Though the question-and-answer format of the interview is similar to face-to-face interviews, during text-based interviews participants and researchers are not visible to one another. This can make it difficult to assess how questions and responses are being interpreted on either side due to a lack of visual cues.

Internet researcher Annette Markham (1998) observes that text-based interviewing can take much longer than face-to-face, phone or Skype interviews because typing takes longer than talking. Textual methods require users to verbalize conventional aspects of polite conversation, such as nodding or smiling, which requires added effort and time.
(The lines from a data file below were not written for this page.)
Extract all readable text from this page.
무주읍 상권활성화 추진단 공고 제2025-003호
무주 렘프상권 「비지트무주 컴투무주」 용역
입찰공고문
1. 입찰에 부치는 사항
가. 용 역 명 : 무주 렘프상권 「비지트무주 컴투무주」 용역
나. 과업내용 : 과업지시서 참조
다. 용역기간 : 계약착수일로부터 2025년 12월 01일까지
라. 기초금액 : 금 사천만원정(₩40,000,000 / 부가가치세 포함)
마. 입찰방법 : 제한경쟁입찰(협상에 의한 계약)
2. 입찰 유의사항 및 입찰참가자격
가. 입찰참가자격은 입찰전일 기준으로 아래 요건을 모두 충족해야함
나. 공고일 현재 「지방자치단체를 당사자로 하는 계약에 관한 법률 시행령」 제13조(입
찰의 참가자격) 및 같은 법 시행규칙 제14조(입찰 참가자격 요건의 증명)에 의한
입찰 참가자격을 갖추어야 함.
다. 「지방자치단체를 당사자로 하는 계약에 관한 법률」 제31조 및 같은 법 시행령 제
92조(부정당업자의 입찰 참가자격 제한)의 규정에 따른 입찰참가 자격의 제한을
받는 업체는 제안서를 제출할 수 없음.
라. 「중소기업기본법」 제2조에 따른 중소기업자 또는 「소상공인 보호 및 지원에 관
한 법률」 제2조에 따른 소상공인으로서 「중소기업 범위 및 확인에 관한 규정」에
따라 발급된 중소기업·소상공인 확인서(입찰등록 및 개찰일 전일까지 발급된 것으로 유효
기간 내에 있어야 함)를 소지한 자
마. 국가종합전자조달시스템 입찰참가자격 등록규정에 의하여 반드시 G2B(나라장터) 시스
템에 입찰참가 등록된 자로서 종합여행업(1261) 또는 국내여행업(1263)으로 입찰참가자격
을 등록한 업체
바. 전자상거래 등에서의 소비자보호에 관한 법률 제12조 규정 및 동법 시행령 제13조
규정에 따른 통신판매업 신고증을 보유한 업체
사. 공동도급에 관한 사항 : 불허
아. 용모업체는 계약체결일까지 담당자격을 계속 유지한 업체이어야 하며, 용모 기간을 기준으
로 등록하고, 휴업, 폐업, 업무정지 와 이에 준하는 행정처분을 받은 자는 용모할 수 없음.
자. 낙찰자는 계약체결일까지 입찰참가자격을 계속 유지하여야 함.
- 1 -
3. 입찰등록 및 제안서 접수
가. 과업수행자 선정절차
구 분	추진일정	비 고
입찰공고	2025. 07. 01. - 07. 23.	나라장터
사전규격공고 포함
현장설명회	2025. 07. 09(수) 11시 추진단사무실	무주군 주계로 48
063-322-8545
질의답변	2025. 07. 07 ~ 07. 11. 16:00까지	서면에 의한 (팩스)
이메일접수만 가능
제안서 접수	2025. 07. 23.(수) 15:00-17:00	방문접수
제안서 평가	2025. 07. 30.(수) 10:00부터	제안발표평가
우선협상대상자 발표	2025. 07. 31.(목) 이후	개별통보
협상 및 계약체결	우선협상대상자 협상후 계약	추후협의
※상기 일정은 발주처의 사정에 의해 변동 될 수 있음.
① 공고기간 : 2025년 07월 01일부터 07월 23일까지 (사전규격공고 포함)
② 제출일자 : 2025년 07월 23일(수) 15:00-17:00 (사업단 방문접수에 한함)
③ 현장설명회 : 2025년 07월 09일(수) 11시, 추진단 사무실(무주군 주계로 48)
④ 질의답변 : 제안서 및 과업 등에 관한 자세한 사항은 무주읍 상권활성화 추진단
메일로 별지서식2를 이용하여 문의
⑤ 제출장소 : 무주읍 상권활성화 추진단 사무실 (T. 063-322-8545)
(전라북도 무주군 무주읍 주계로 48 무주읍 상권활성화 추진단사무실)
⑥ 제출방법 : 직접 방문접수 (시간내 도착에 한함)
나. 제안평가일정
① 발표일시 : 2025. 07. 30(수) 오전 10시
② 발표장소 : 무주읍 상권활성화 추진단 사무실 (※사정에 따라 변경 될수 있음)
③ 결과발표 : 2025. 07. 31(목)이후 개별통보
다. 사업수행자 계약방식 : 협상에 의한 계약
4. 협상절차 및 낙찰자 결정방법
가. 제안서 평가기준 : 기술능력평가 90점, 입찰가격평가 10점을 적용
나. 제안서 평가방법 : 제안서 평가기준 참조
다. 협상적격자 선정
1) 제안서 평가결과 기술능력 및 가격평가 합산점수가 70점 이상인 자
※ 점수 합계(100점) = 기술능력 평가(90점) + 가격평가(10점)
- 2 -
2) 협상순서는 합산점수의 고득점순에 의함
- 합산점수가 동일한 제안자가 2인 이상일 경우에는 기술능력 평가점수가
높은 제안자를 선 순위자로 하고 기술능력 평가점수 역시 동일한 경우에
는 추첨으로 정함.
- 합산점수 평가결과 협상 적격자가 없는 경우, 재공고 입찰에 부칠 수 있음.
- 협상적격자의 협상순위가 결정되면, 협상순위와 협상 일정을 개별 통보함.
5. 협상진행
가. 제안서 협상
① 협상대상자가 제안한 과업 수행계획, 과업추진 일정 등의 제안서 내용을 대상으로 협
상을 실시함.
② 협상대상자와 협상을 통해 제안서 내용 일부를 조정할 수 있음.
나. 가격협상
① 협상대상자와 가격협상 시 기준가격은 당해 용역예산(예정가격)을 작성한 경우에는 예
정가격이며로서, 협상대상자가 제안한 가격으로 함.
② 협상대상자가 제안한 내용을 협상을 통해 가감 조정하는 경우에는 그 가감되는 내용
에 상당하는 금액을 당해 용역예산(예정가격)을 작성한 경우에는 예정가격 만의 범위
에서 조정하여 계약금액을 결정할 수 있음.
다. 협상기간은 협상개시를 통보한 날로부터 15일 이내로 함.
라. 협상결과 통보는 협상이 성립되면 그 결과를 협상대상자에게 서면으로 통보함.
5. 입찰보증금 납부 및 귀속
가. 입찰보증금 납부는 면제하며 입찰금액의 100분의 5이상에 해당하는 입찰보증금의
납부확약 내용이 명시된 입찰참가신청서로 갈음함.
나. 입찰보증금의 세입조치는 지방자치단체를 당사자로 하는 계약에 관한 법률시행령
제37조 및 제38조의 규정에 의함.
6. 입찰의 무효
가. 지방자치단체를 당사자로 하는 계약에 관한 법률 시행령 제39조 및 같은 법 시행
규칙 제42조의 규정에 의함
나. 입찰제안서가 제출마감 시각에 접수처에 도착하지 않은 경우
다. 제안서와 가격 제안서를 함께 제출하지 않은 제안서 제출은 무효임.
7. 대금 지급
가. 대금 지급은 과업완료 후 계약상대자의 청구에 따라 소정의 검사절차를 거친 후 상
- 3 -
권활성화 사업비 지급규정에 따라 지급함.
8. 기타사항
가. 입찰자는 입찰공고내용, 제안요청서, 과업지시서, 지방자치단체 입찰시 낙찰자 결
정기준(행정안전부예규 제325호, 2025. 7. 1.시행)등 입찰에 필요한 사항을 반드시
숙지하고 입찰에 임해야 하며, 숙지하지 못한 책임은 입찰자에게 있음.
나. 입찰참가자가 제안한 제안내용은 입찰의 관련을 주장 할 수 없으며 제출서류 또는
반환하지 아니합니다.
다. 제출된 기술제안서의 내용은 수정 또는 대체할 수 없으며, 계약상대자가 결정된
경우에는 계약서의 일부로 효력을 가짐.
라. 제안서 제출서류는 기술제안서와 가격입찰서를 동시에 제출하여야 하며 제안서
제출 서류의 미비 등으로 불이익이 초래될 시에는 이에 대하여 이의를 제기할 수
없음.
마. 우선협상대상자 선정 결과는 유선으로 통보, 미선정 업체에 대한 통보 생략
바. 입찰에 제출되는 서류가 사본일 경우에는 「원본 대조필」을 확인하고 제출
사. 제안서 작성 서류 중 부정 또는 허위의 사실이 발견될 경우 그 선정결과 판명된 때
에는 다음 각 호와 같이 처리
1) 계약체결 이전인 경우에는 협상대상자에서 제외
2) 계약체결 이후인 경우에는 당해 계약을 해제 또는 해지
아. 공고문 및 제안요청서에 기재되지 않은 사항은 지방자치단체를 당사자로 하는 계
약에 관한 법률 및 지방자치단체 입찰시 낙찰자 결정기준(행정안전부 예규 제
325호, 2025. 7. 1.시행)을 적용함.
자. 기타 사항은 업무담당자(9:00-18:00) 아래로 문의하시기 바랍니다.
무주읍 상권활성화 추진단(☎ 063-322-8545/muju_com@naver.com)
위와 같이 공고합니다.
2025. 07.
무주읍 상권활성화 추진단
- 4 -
Others highlight the need for additional methodological planning for online interview respondents that includes the possibility that respondents may attempt to deliberately deceive

== Ethical considerations ==
There are many ethical considerations that arise solely because the interview is conducted online. As suggested by the Association of Internet Researchers (AoIR), these will vary depending on community norms, local and national codes and guidelines, and context specific considerations.

=== Privacy ===
If the research was conducted the researcher should consider taking appropriate steps to protect human subjects and, where appropriate, their avatars or online representations.

=== Consent ===
Has the researcher obtained proper informed consent? The importance of consent stays the same online. The researcher needs to obtain it so to not formally contravenes European data protection legislation. However, it can be done in different ways online. For example, a consent form could be emailed and then faxed, posted or send back via email. Another way of creating consent could be to include a tick box "I accept" to simulate a signature.

=== Withdrawal ===
In asynchronous formats of interviews, researchers have experienced a lack of knowing if the participant has withdrawn or if the answer just took some time. In synchronous interviews a withdraw button could be added.

=== Netiquette ===
Netiquette, the way people expect someone to behave online, becomes important for online interviews in three ways. Firstly, silence which can be used in face-to-face interviews as a tactic to encourage someone to talk more – is more ambiguous online. It could mean that the interviewer has left, is slow to answer or even withdrew from the interview. Secondly, by selecting participants for an online interview two things should be kept in mind. On the one side, the aspect of representation should be considered as not everyone has internet or has the technical abilities to use it. Furthermore, if the interviewer aims to approach candidates online in forums, the researcher should think of ways how to do it in the least disruptive way, for example asking the forum facilitator first instead of directly posting the inquiry into the forum. Another important aspect is the use of emoticons. A sensitive use of emoticons is advisable to adapt the style to suit that of the interviewee.

==Community interviews==
The Internet allows many people at once to directly interview persons of public interest. Voting-systems may allow communities to collectively find the questions they'd like to get answered most.

===Reddit AMAs===

One popular subsite of the social media and aggregation site reddit, /r/IAmA, prompts its users to ask celebrities, politicians other persons of public interest questions about any topic. These interviews are called "AMAs" for "ask me anything". These interviews, of which there are multiple everyday, often receive thousands of questions which are voted on by the community via reddit's comment-voting system with all of them being answerable by the person being interviewed. Interviewees are required to provide proof of their identity to the volunteer moderators of the site and have included people such as Barack Obama, Chris Hadfield (who answered questions from the International Space Station), Bill Gates, Stephen Colbert, Arnold Schwarzenegger, Larry King and many more.